In the midst of IPO week we have to add another name to our future debuts list, namely Chime, which announced a huge new round of capital today. The $485 million Series F values the consumer fintech giant at $14.5 billion, a huge figure given that Chime was most recently worth $5.8 billion after raising $700 million last December.
Even more stark is the company’s $1.5 billion valuation set in early 2019. From $1.5 billion to $14.5 billion in less than two years is quite a run for any startup. Powering the latest round there were a host of familiar names, including Tiger, ICONIQ and General Atlantic, along with Dragoneer and DST Global. Names I’m less familiar with like Whale Rock Capital and Access Technology Ventures also took part.
Tucked inside a CNBC article that broke the story was news that Chime is now EBITDA profitable and could be “IPO-ready” in its CEO’s eyes in around a year’s time.
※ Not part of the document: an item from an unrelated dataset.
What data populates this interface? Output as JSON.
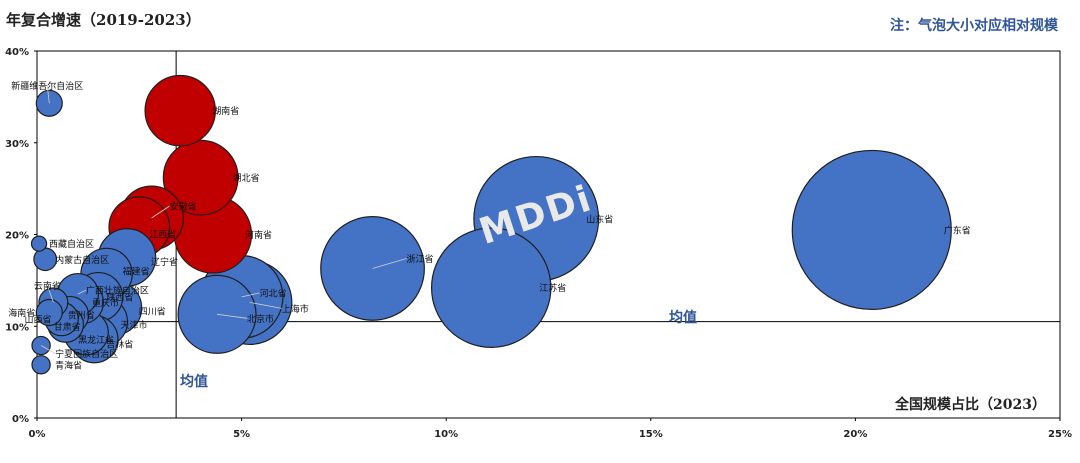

TechCrunch reached out to Chime for clarification on the EBITDA point, asking if the figure is adjusted or not, as many EBTIDA metrics remove the cost of share-based compensation given to their employees. According to Chime, the metric is “true EBITDA,” to which we award an extra five points. In response to a growth question, Chime said that its “transaction and top-line” has tripled compared to the year-ago period.
The Chime round and news of its nascent, non-GAAP profitability comes on the heels of a grip of reports on the financial health of a number of European neobanks, or challenger banks as they are often called. The numbers showed huge growth, and steep losses. If Chime’s numbers hold up when we get its eventual S-1 — start your countdowns — it will be among the healthiest of the startups in its cohort in financial terms, we reckon.
Finally, the company is trying to paint itself as something of a software company, and not a fintech company. This is a move to attract better revenue multiples when it comes time to defend its new $14.5 billion valuation. Software companies have flat-out bonkers multiples these days, as evinced by the blockbuster Snowflake debut.
Here’s how Chime thinks of itself, via CNBC:
“We’re more like a consumer software company than a bank,” Britt said. “It’s more a transaction-based, processing-based business model that is highly predictable, highly recurring and highly profitable.”
The key phrases there are “software company” and “highly predictable, highly recurring and highly profitable.” In effect Chime will argue that interchange revenues should fit under the SaaS umbrella given their regularity. Investors will decide how to view that pitch. If it works, maybe fintechs are more valuable than expected. And those fintechs with obvious SaaS components, like Acorns, could be sitting pretty when it comes to making the fintech versus SaaS argument.
Regardless, it’s another huge round for Chime, which makes it a good day for the highly-valued fintech sector.